In-depth: ClickHouse vs Redshift
Jun 30, 2023
- Mathew Pregasen
We've written extensively comparing ClickHouse to other analytical databases, including Google BigQuery, Elastic, and Apache Druid. Most of those articles had the same gist – a tuned ClickHouse instance is faster by many orders of magnitude, but lacks some general-purpose features, making it unsuitable for certain use cases.
ClickHouse with Amazon Redshift are the most comparable databases we've explored to date. While ClickHouse is still faster, Redshift's infrastructure optimizations makes the comparison closer than usual. While query speed on most databases are orders of magnitude slower than ClickHouse, Redshift is only 2-5x slower on a majority of queries.
Both have multiple configurations such as ClickHouse Cloud AWS, ClickHouse Cloud GCP, and Redshift's recent AQUA and AutoMV update. Certain optimizations from these could make query speeds even closer, but this comparison will speak more broadly on each product.

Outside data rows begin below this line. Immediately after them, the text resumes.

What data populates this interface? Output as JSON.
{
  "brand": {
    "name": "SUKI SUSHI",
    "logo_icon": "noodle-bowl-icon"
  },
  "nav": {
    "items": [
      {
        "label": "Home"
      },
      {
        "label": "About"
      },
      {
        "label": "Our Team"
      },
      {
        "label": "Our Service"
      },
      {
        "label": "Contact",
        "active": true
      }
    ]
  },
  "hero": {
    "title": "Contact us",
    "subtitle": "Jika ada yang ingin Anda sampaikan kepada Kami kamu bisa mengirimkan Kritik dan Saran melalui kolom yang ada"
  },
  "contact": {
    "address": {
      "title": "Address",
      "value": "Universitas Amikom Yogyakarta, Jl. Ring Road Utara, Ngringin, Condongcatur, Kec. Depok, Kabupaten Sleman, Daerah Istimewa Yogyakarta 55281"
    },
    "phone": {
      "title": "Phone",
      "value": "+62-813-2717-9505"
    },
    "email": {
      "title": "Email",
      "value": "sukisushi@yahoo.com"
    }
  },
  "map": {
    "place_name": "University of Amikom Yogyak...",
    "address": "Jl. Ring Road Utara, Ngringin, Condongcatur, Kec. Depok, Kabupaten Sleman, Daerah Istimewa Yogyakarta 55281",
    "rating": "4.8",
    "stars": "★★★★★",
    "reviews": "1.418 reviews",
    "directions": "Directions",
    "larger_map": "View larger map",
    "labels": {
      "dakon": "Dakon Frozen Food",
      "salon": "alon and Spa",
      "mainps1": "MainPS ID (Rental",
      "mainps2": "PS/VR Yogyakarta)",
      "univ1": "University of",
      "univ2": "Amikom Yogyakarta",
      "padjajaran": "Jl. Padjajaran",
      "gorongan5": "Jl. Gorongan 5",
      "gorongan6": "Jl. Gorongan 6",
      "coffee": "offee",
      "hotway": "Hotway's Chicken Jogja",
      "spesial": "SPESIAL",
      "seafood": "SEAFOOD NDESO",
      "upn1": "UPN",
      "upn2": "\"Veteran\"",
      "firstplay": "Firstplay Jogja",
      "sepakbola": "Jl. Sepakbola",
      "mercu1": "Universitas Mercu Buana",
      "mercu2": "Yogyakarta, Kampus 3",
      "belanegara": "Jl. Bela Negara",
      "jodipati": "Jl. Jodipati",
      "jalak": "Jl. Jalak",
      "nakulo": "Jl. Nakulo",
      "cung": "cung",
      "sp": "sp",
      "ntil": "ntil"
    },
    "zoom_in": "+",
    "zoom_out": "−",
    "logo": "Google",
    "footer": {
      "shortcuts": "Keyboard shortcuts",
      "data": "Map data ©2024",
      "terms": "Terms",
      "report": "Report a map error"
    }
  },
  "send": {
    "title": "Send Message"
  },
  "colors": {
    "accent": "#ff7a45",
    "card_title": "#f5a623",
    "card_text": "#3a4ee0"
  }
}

Redshift and ClickHouse are both online analytical processing, or OLAP, databases that can handle petabytes of data at impressive speeds. Unlike online transaction processing, or OLTP, databases, such as MySQL or Postgres, OLAP databases are designed to efficiently return aggregations of data.

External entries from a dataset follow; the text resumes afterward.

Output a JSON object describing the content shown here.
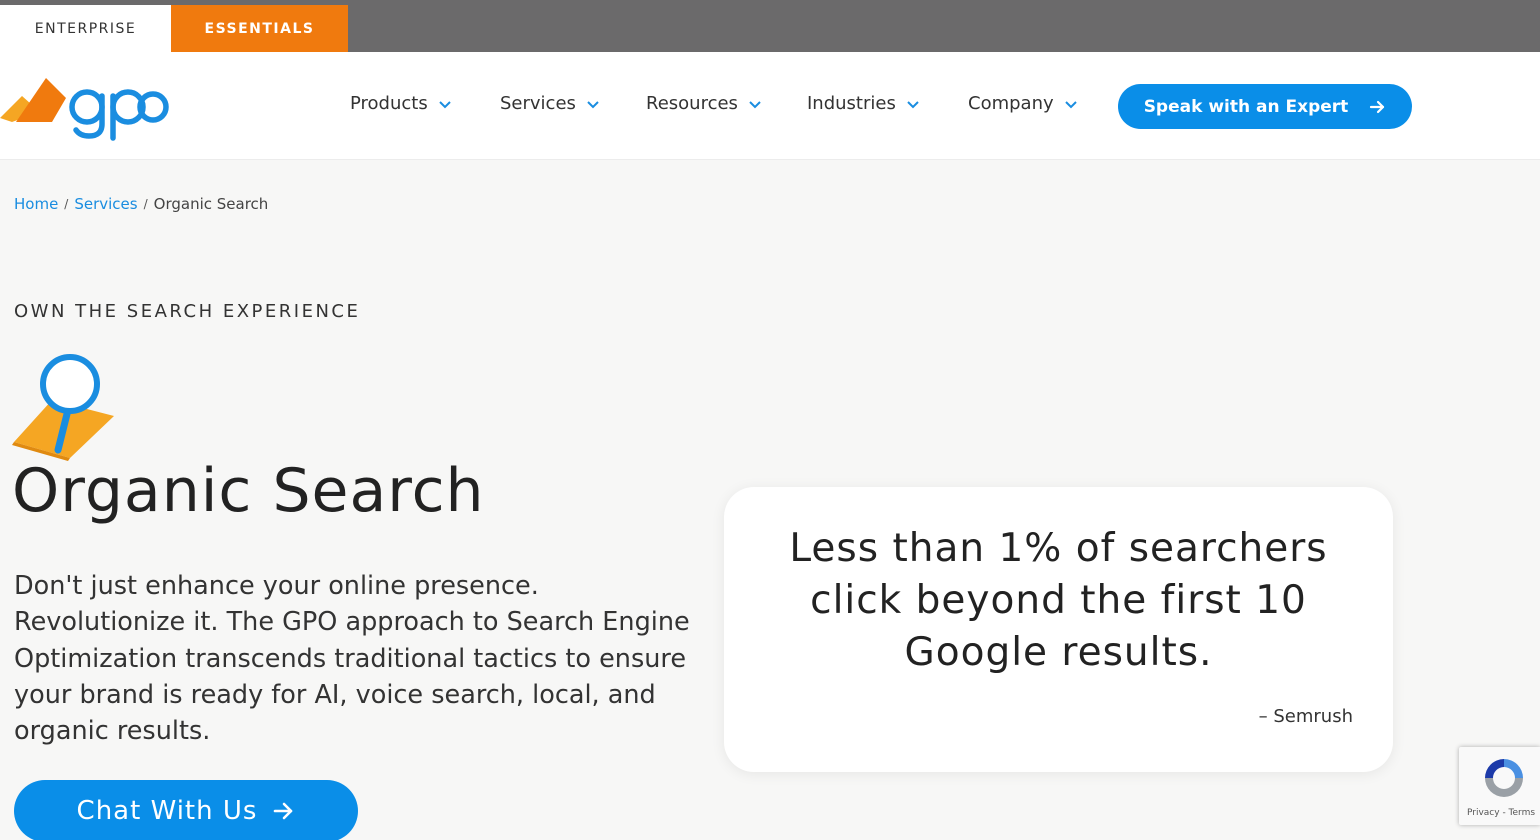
{
  "topbar": {
    "tabs": [
      {
        "label": "ENTERPRISE"
      },
      {
        "label": "ESSENTIALS"
      }
    ]
  },
  "header": {
    "logo_text": "gpo",
    "nav": [
      {
        "label": "Products"
      },
      {
        "label": "Services"
      },
      {
        "label": "Resources"
      },
      {
        "label": "Industries"
      },
      {
        "label": "Company"
      }
    ],
    "cta_label": "Speak with an Expert"
  },
  "breadcrumb": {
    "items": [
      "Home",
      "Services",
      "Organic Search"
    ],
    "separator": "/"
  },
  "hero": {
    "eyebrow": "OWN THE SEARCH EXPERIENCE",
    "title": "Organic Search",
    "body": "Don't just enhance your online presence. Revolutionize it. The GPO approach to Search Engine Optimization transcends traditional tactics to ensure your brand is ready for AI, voice search, local, and organic results.",
    "button_label": "Chat With Us"
  },
  "quote": {
    "text": "Less than 1% of searchers click beyond the first 10 Google results.",
    "source": "– Semrush"
  },
  "recaptcha": {
    "links": "Privacy - Terms"
  },
  "colors": {
    "brand_blue": "#0a8ee8",
    "brand_orange": "#f07a0e",
    "topbar_gray": "#6b6a6b"
  }
}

From a cultural point of view, the two products are wildly different. ClickHouse is an open-source project developed by a relatively small startup. Amazon Redshift, meanwhile, is closed-source and is built and maintained by a company that needs no introduction. And while both have significant overlap, they are sometimes used in conjunction.
Comparing Redshift and ClickHouse today is particularly apt because Redshift’s most recent AWS talk centered around ClickHouse’s forte: analytics.
What is ClickHouse?
ClickHouse is a SQL-based data warehouse that can deliver aggregations at amazing speeds.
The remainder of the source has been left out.